At a recent meeting, the Watertown City Council reviewed and provisionally approved the city's financial statements for 2024. These were presented by Kristen Bobzien, who serves as both Finance Officer and Interim City Manager. The report highlights various funds showing positive trends, such as an increase in sales tax revenue and a robust General Fund balance. However, some areas like the Park and Recreation Fund experienced decreases due to operational costs. Additionally, capital improvements and enterprise funds remain strong despite certain challenges. A final audit is expected to follow this preliminary approval.

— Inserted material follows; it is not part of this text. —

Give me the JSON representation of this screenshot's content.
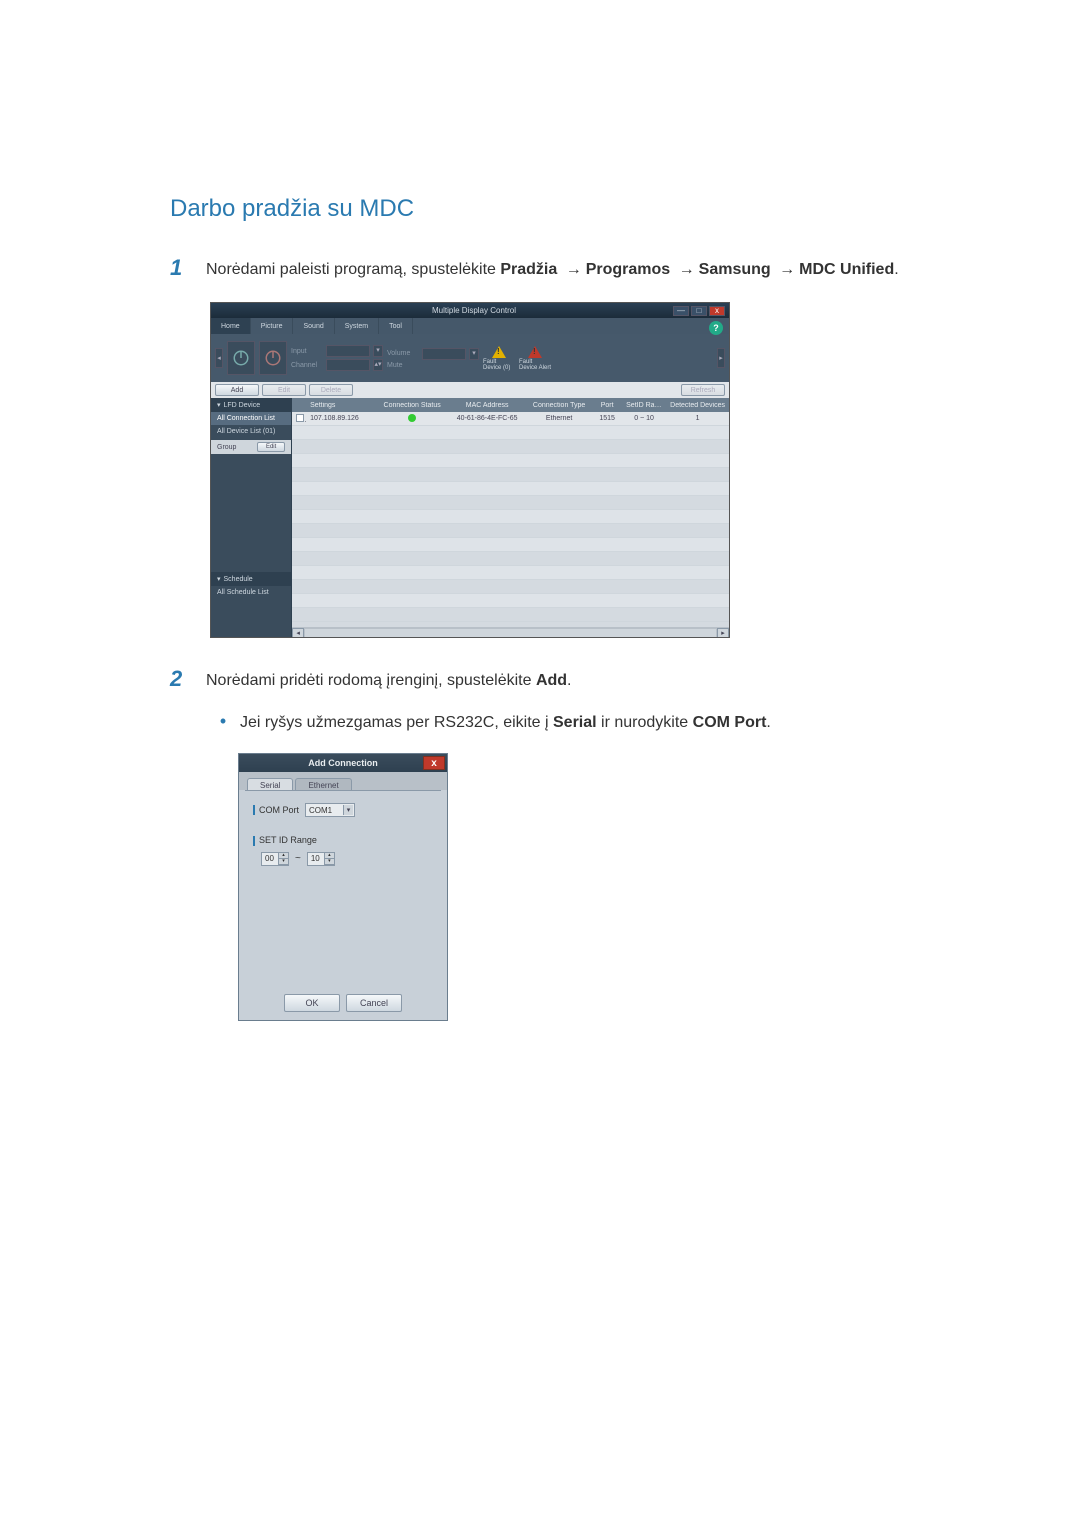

In 2024, Watertown demonstrated fiscal responsibility while managing its diverse municipal funds. According to Ms. Bobzien, the General Fund exhibited a notable rise in sales tax receipts, contributing approximately $113,000 more than the previous year. Furthermore, there was a significant addition of nearly $450,000 to the General Fund balance, bringing it up to $13.5 million. This figure aligns with the city's strategic reserve goals, ensuring sufficient reserves to cover several months of operational expenses.
However, not all sectors fared as well. For instance, the Park and Recreation Fund encountered a reduction of about $520,000. Although revenues improved, expenditures surged primarily because of the new ice arena's start-up costs. To support this facility during its nascent phase, the city had set aside $1 million. As anticipated, these allocated resources are currently being used.
The Capital Improvement Fund also witnessed a drop of $1.5 million in its balance, consistent with budget projections for increased street enhancement expenditures. An additional $1.7 million in spending will carry over into 2025, emphasizing the necessity of long-term planning. Despite this decrease, the unassigned balance within this fund remains substantial at over $19 million.
Regarding the Prairie Lakes Wellness Center, its fund balance diminished by $185,000. While revenues remained solid, rising expenditures have necessitated closer monitoring. Significant support from the Capital Improvement Fund has been instrumental in building upgrades, aiming for eventual self-sufficiency through membership growth.
Enterprise funds covering sewer, electric, water, gas, airport, and solid waste operations all reported favorable financial positions. Increased revenues surpassing expenditures were attributed partly to surcharges linked to larger State Revolving Fund loans, which will finance major upcoming projects, including a $60 million sewer initiative. It’s important to note that although fund balances appear sizable, portions are earmarked for future debt obligations tied to these loans.
Council member Lynn Jurrens delved into discussions concerning the financial dynamics of the Wellness Center and the ice arena. Both facilities showed increased usage but faced distinct financial hurdles post-pandemic. Meanwhile, Mike Danforth and Bruce Buhler highlighted the broader community benefits these establishments provide beyond their immediate fiscal results.
The council unanimously endorsed the preliminary financial statements. Once the annual audit concludes, a comprehensive report encompassing detailed findings will be submitted for further review.